Telehealth modalities bridge these gaps by bringing health care to veterans in rural communities. They may also hold promise for strengthening community care in rural areas through workforce development and dissemination of educational resources. The VHA has been recognized as a leader in the field of telehealth since it began offering telehealth services to veterans in 1977^5-8 and served more than 677 000 Veterans via telehealth in fiscal year (FY) 2015.⁹ The VHA currently employs multiple modes of telehealth to increase veterans’ access to health care, including: (1) synchronous technology like clinical video telehealth (CVT), which provides live encounters between HCPs and patients using videoconferencing software; and (2) asynchronous technology, such as store-and-forward communication that offers remote transmission and clinical interpretation of veteran health data. The VHA has also strengthened its broad telehealth infrastructure by staffing VHA clinical sites with telehealth clinical technicians and providing telehealth hardware throughout.

The Department of Veterans Affairs (VA) Office of Geriatrics and Extended Care (GEC) and Office of Rural Health (ORH) established the Geriatric Research Education and Clinical Centers (GRECC) Connect project in 2014 to leverage the existing telehealth technologies at the VA to meet the health care needs of older veterans. GRECC Connect builds on the VHA network of geriatrics expertise in GRECCs by providing telehealth-based consultative support for rural primary care provider (PCP) teams, older veterans, and their families. This program profile describes this project’s mission, structure, and activities.

Program Overview

GRECC Connect leverages the clinical expertise and administrative infrastructure of participating GRECCs in order to reach clinicians and veterans in primarily rural communities.¹⁰ GRECCs are VA centers of excellence focused on aging and comprise a large network of interdisciplinary geriatrics expertise. All GRECCs have strong affiliations with local universities and are located in urban VA medical centers (VAMCs). GRECC Connect is based on a hub-and-spoke model in which urban GRECC hub sites are connected to community-based outpatient clinic (CBOC) and VAMC spokes that primarily serve veterans in other communities. CBOCs are stand-alone clinics that are geographically separate from a related VA medical center and provide outpatient primary care, mental health care services, and some specialty care services such as cardiology or neurology. They range in size from small, mainly telehealth clinics with 1 technician to large clinics with several specialty providers. Each GRECC hub site partners with an average of 6 CBOCs (range 3-16), each of which is an average distance of 92.8 miles from the related VA medical center (range 20-406 miles).

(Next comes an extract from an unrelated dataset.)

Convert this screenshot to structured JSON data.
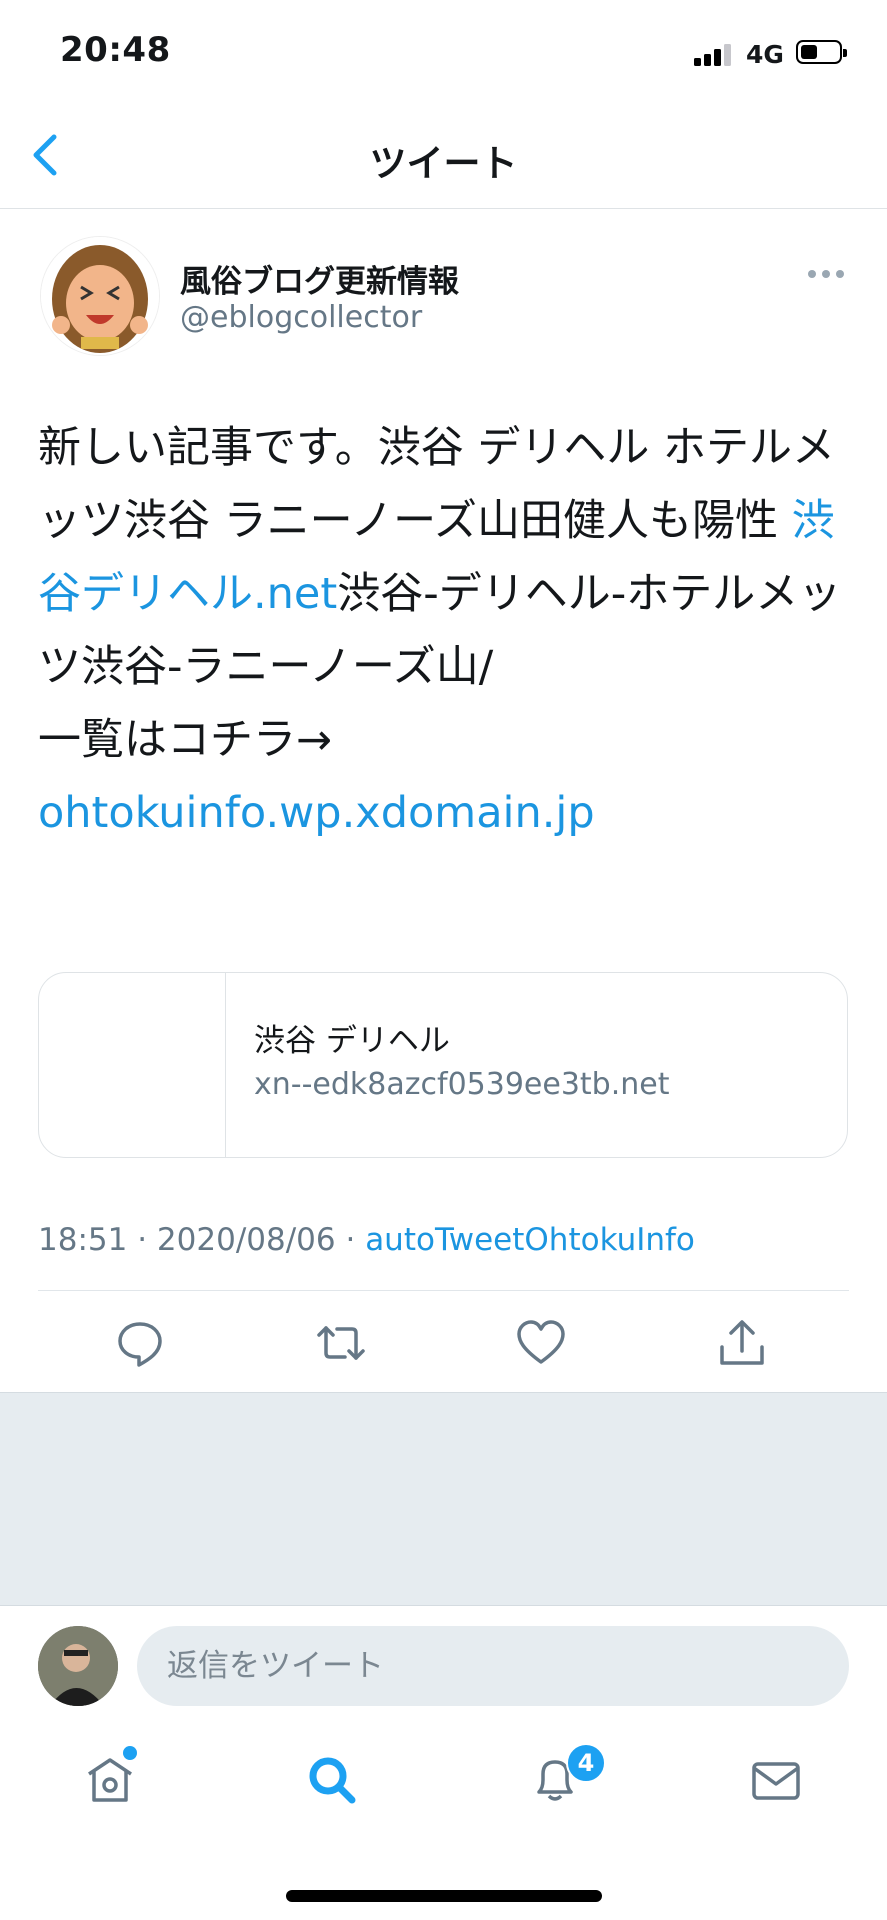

GRECC Connect was established under the umbrella of the VA Geriatric Scholars Program, which since 2008 integrates geriatrics into rural primary care practices through tailored education for continuing professional development.¹¹ Through intensive courses in geriatrics and quality improvement methods and through participation in local quality improvement projects benefiting older veterans, the Geriatric Scholars Program trains rural PCPs so that they can more effectively and independently diagnose and manage common geriatric syndromes.¹² The network of clinician scholars developed by the Geriatric Scholars Program, all rural frontline clinicians at VA clinics, has given the GRECC Connect project a well-prepared, geriatrics-trained workforce to act as project champions at rural CBOCs and VAMCs. The GRECC Connect project’s goals are to enhance access to geriatric specialty care among older veterans with complex medical problems, geriatric syndromes, and increased risk for institutionalization, and to provide geriatrics-focused educational support to rural HCP teams.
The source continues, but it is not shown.